O que fazer para reduzir o impacto no orçamento
Diante de um cenário que deve se prolongar, motoristas brasileiros estão buscando estratégias para mitigar o peso da gasolina no bolso. Embora não exista solução mágica, algumas medidas práticas podem ajudar a economizar alguns dólares por semana. Confira as principais recomendações de especialistas e de grupos de apoio a imigrantes:
- Combine tarefas: planeje um único trajeto para várias paradas (mercado, farmácia, escola), evitando viagens curtas separadas que consomem mais combustível.
- Mantenha a manutenção em dia: pneus calibrados e motor regulado podem melhorar a eficiência do veículo em até 10%.
- Reduza a velocidade: dirigir a 90 km/h em vez de 110 km/h na estrada pode economizar até 25% de gasolina.
- Use aplicativos de comparação de preços: apps como GasBuddy mostram os postos mais baratos perto de você.
- Considere alternativas: se possível, use transporte público, caronas ou bicicleta para trajetos curtos. Algumas empresas de delivery permitem que motoristas aluguem carros elétricos a preços fixos.
- Avalie o trabalho: se você é motorista de aplicativo, calcule se o valor das corridas compensa o gasto com combustível. Em algumas regiões, pode valer mais a pena trocar de plataforma ou reduzir o horário de pico.
Essas práticas não eliminam o problema, mas podem dar uma sobrevida ao orçamento enquanto os preços não recuam. Organizações de apoio a imigrantes também estão oferecendo orientação financeira gratuita para ajudar famílias a renegociar dívidas e priorizar gastos.
Próximos capítulos: o que esperar para setembro e além
Com o fim do verão, a demanda por gasolina nos EUA tradicionalmente diminui, o que poderia aliviar os preços. No entanto, a conjuntura deste ano é atípica: os estoques de gasolina estão mais baixos do que o normal para esta época, e a capacidade de refino ainda não se recuperou totalmente de paradas sazonais. Além disso, a transição para a gasolina de inverno (mais barata de produzir) pode trazer algum alívio, mas não deve ser suficiente para derrubar os preços para baixo dos US$ 4.

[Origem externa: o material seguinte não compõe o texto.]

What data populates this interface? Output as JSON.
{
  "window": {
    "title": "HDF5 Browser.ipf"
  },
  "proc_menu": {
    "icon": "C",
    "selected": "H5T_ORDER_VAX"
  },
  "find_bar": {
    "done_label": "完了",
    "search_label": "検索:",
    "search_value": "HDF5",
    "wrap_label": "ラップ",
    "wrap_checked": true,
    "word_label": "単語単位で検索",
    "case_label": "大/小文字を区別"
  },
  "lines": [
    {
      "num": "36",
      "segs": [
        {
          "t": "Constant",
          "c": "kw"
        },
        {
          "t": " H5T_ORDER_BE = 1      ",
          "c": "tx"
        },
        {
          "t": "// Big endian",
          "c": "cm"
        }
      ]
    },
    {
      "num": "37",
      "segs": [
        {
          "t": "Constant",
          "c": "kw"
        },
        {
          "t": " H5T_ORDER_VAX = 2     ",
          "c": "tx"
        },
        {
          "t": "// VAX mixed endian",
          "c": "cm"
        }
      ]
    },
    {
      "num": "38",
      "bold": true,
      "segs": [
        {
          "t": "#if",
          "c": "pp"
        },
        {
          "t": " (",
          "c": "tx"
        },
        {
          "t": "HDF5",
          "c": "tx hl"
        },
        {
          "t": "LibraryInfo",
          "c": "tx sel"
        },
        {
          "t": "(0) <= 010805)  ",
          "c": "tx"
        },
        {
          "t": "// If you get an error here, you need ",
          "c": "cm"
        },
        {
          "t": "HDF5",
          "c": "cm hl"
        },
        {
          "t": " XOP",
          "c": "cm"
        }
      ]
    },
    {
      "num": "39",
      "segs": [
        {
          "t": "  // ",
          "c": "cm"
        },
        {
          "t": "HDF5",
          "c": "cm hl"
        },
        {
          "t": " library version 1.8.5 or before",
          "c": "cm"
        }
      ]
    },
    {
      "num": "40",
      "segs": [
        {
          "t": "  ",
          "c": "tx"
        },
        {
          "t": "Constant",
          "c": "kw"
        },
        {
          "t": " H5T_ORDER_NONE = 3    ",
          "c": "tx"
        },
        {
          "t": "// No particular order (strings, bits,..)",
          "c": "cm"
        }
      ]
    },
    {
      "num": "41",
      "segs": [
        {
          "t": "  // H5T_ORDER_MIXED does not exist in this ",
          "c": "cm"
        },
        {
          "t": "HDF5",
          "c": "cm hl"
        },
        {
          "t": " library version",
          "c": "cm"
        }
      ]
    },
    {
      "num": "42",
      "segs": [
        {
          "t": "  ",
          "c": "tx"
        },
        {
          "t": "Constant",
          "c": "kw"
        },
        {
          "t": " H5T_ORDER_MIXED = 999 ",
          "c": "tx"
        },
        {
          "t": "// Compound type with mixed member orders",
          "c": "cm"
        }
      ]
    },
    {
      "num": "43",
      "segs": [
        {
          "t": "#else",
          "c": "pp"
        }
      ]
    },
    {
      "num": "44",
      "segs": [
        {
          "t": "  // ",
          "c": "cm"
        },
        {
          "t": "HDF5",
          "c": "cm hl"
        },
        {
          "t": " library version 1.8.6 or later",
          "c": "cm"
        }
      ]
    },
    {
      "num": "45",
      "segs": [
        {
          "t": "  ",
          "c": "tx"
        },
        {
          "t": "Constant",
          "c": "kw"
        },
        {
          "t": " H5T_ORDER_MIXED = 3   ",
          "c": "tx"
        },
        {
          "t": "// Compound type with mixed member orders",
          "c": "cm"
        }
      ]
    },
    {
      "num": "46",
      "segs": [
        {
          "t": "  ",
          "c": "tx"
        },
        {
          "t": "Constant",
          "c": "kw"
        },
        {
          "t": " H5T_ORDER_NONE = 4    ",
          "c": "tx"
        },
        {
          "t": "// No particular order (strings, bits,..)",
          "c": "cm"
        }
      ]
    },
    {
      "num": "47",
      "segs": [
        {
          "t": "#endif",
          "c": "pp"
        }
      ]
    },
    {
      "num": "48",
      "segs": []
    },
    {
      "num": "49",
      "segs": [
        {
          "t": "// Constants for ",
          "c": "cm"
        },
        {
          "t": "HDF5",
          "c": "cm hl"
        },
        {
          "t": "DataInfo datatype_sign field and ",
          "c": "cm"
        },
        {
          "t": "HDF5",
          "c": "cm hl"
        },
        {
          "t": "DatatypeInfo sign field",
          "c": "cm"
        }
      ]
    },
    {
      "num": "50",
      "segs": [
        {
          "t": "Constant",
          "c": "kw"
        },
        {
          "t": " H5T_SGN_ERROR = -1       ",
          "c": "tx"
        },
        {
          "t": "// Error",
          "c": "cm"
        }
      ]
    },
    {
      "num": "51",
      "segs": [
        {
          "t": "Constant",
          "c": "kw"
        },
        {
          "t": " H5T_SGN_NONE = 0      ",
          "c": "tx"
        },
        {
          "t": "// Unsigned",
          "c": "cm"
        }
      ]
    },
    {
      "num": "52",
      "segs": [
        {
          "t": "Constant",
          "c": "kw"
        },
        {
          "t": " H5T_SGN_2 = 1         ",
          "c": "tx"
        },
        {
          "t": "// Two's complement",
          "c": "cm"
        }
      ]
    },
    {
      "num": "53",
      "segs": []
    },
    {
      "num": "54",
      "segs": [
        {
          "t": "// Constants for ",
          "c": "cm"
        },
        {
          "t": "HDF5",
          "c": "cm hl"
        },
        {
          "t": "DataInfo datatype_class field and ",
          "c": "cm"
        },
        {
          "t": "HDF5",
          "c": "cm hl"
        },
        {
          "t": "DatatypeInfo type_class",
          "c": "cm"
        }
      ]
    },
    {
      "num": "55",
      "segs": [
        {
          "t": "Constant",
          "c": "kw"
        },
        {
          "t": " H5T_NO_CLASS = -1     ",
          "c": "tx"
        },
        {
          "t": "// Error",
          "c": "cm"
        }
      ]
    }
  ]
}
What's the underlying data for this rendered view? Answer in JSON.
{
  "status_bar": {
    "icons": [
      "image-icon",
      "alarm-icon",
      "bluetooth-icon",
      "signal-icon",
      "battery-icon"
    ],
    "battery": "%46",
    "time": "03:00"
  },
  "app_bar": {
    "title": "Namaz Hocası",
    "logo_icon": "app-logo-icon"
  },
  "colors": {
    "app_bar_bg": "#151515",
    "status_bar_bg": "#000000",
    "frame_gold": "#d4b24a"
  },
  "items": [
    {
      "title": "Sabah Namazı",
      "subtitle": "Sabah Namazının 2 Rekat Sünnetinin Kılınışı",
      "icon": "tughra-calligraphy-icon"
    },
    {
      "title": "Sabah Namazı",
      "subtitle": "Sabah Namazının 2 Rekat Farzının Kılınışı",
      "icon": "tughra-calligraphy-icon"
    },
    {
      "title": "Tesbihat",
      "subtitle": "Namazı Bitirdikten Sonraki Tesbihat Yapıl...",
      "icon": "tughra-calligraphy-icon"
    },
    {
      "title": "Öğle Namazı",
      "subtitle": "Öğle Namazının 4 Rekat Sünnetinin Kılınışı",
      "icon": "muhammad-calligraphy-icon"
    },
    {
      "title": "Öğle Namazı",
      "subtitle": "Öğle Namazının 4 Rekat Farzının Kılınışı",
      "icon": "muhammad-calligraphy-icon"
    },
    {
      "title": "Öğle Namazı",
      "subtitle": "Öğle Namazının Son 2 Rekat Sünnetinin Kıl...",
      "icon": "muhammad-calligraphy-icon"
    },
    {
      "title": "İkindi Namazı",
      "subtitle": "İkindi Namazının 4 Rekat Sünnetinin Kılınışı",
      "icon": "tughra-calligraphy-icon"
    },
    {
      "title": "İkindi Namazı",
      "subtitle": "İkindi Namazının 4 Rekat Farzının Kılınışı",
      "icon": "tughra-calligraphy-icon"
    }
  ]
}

O governo federal americano tem poucas ferramentas para intervir diretamente nos preços dos combustíveis. Medidas como a liberação da Reserva Estratégica de Petróleo já foram usadas em 2022 e 2023, e os estoques atuais estão em níveis mais baixos. Sem uma mudança estrutural na oferta global, os motoristas americanos — incluindo a comunidade brasileira — precisarão se adaptar a um patamar mais alto de preços da gasolina.
Para quem está nos EUA, a recomendação dos especialistas é clara: prepare o orçamento para gastar mais com combustível nos próximos meses, busque alternativas de transporte sempre que possível e acompanhe os programas de assistência oferecidos por governos estaduais e organizações comunitárias. Enquanto isso, o recorde de agosto já está nos livros de história — e para muitos brasileiros, será lembrado como o mês em que encher o tanque virou um luxo.